# HMM PoS tagger

## Introduction

**The Georgetown University Multilayer Corpus (GUM) is an open source multilayer corpus of richly annotated texts from 16 text types.**

- https://gucorpling.org/gum/

- Zeldes, Amir (2017) "The GUM Corpus: Creating Multilayer Resources in the Classroom". Language Resources and Evaluation 51(3), 581–612. https://link.springer.com/article/10.1007/s10579-016-9343-x

- https://github.com/UniversalDependencies/UD_English-GUM/blob/master/README.md


**A Genre-Diverse Multilayer Challenge Set for English NLP and Linguistic Evaluation (GENTLE) is a manually annotated multilayer corpus following the same design and annotation layers as GUM, but of unusual text types.**

- https://gucorpling.org/gum/gentle.html

- Aoyama, Tatsuya, Behzad, Shabnam, Gessler, Luke, Levine, Lauren, Lin, Jessica, Liu, Yang Janet, Peng, Siyao, Zhu, Yilun and Zeldes, Amir (2023) "GENTLE: A Genre-Diverse Multilayer Challenge Set for English NLP and Linguistic Evaluation". In: Proceedings of the Seventeenth Linguistic Annotation Workshop (LAW-XVII 2023).
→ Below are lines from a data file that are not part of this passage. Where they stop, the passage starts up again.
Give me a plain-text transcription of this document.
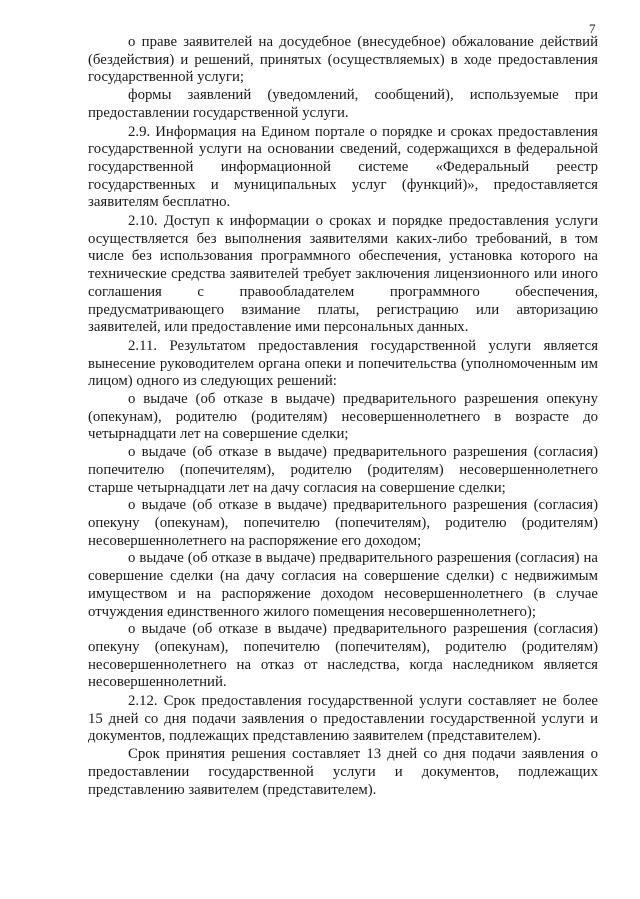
7

о праве заявителей на досудебное (внесудебное) обжалование действий (бездействия) и решений, принятых (осуществляемых) в ходе предоставления государственной услуги;

формы заявлений (уведомлений, сообщений), используемые при предоставлении государственной услуги.

2.9. Информация на Едином портале о порядке и сроках предоставления государственной услуги на основании сведений, содержащихся в федеральной государственной информационной системе «Федеральный реестр государственных и муниципальных услуг (функций)», предоставляется заявителям бесплатно.

2.10. Доступ к информации о сроках и порядке предоставления услуги осуществляется без выполнения заявителями каких-либо требований, в том числе без использования программного обеспечения, установка которого на технические средства заявителей требует заключения лицензионного или иного соглашения с правообладателем программного обеспечения, предусматривающего взимание платы, регистрацию или авторизацию заявителей, или предоставление ими персональных данных.

2.11. Результатом предоставления государственной услуги является вынесение руководителем органа опеки и попечительства (уполномоченным им лицом) одного из следующих решений:

о выдаче (об отказе в выдаче) предварительного разрешения опекуну (опекунам), родителю (родителям) несовершеннолетнего в возрасте до четырнадцати лет на совершение сделки;

о выдаче (об отказе в выдаче) предварительного разрешения (согласия) попечителю (попечителям), родителю (родителям) несовершеннолетнего старше четырнадцати лет на дачу согласия на совершение сделки;

о выдаче (об отказе в выдаче) предварительного разрешения (согласия) опекуну (опекунам), попечителю (попечителям), родителю (родителям) несовершеннолетнего на распоряжение его доходом;

о выдаче (об отказе в выдаче) предварительного разрешения (согласия) на совершение сделки (на дачу согласия на совершение сделки) с недвижимым имуществом и на распоряжение доходом несовершеннолетнего (в случае отчуждения единственного жилого помещения несовершеннолетнего);

о выдаче (об отказе в выдаче) предварительного разрешения (согласия) опекуну (опекунам), попечителю (попечителям), родителю (родителям) несовершеннолетнего на отказ от наследства, когда наследником является несовершеннолетний.

2.12. Срок предоставления государственной услуги составляет не более 15 дней со дня подачи заявления о предоставлении государственной услуги и документов, подлежащих представлению заявителем (представителем).

Срок принятия решения составляет 13 дней со дня подачи заявления о предоставлении государственной услуги и документов, подлежащих представлению заявителем (представителем).
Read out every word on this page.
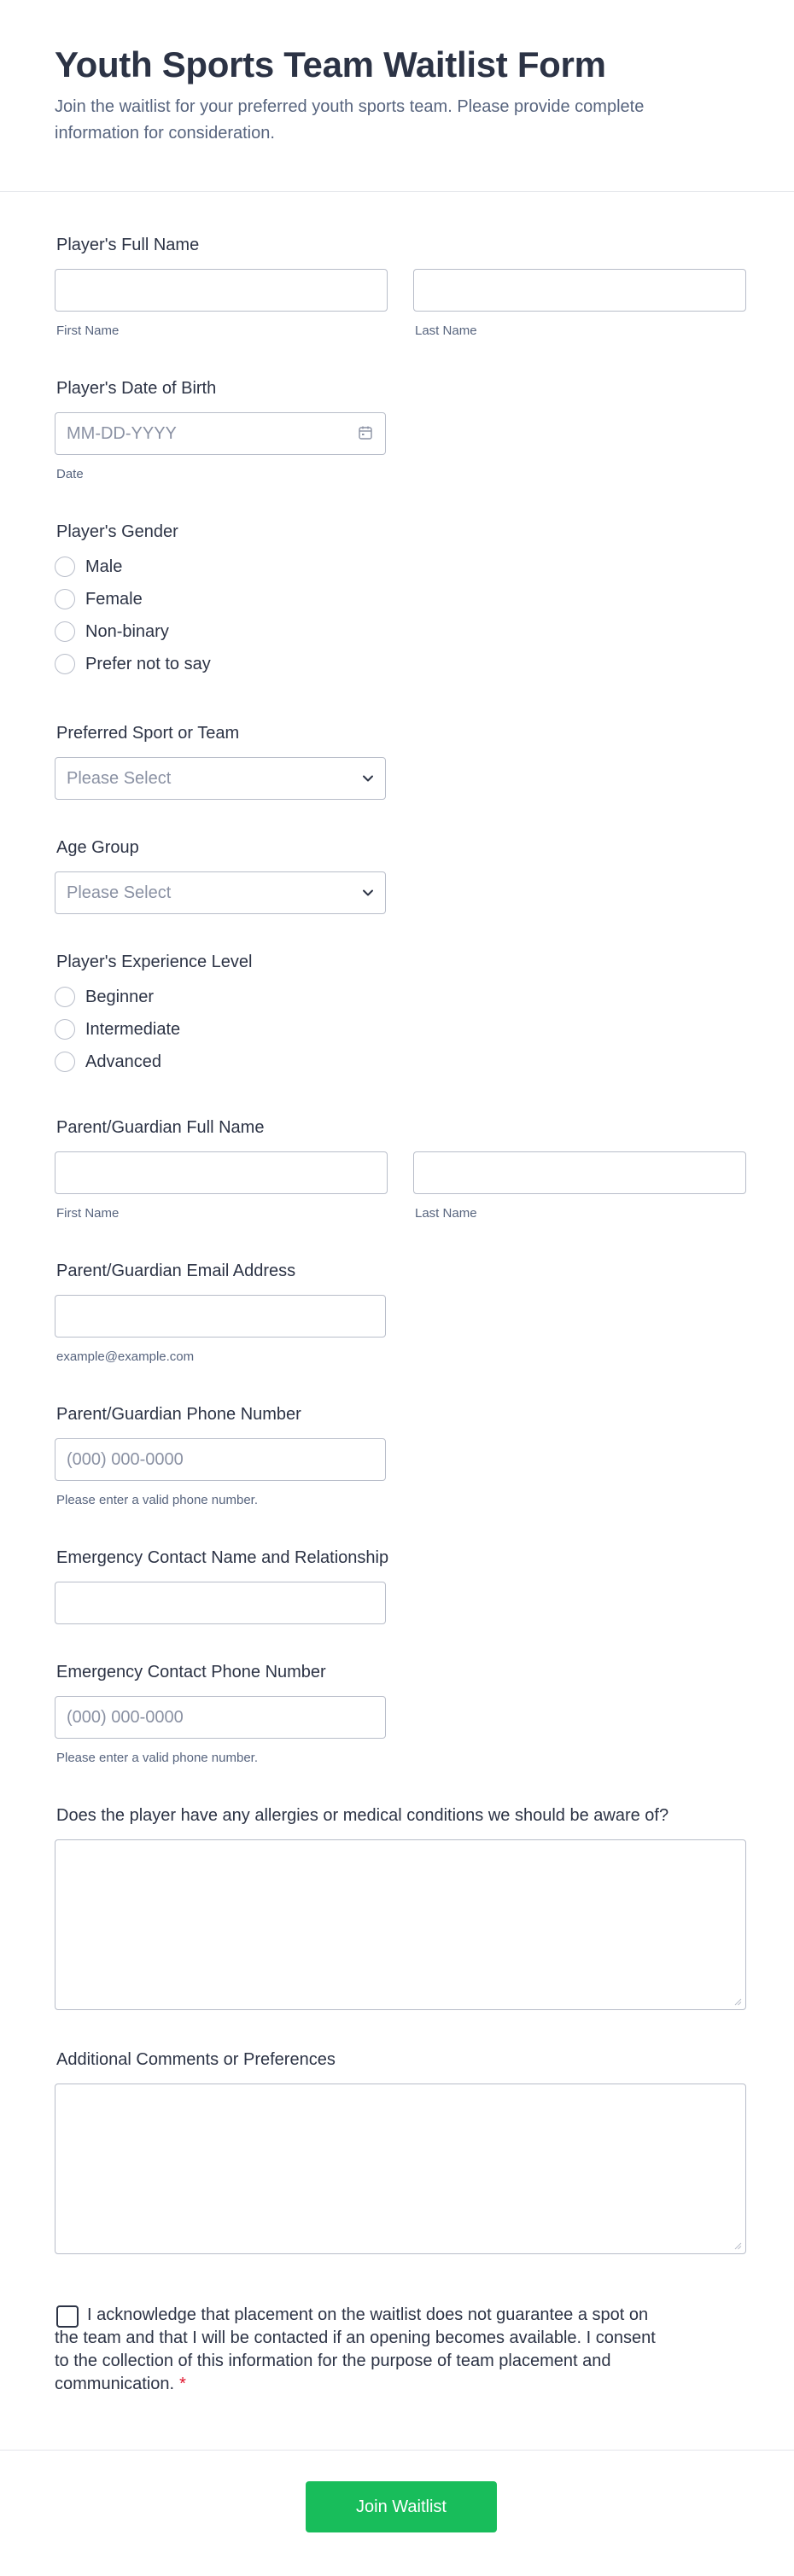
Youth Sports Team Waitlist Form

Join the waitlist for your preferred youth sports team. Please provide complete information for consideration.

Player's Full Name
First Name	Last Name
Player's Date of Birth
MM-DD-YYYY
Date
Player's Gender
Male
Female
Non-binary
Prefer not to say
Preferred Sport or Team
Please Select
Age Group
Please Select
Player's Experience Level
Beginner
Intermediate
Advanced
Parent/Guardian Full Name
First Name	Last Name
Parent/Guardian Email Address
example@example.com
Parent/Guardian Phone Number
(000) 000-0000
Please enter a valid phone number.
Emergency Contact Name and Relationship
Emergency Contact Phone Number
(000) 000-0000
Please enter a valid phone number.
Does the player have any allergies or medical conditions we should be aware of?
Additional Comments or Preferences
I acknowledge that placement on the waitlist does not guarantee a spot on the team and that I will be contacted if an opening becomes available. I consent to the collection of this information for the purpose of team placement and communication. *
Join Waitlist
Toronto, Canada. https://arxiv.org/abs/2306.01966

- https://github.com/UniversalDependencies/UD_English-GENTLE/blob/master/README.md

### PoS Tags

There are 17 unique PoS Tags in the datasets. In the following code chunk the number of tokens per tag is shown followed by the most common lemmas. However, GUM's stats file presents some incosistences regarding the number of tokens per tag (as our algorithm recovers correctly these numbers for the GENTLE case, but are some minimal differences with GUM, we believe the stats file of the repo is wrong). 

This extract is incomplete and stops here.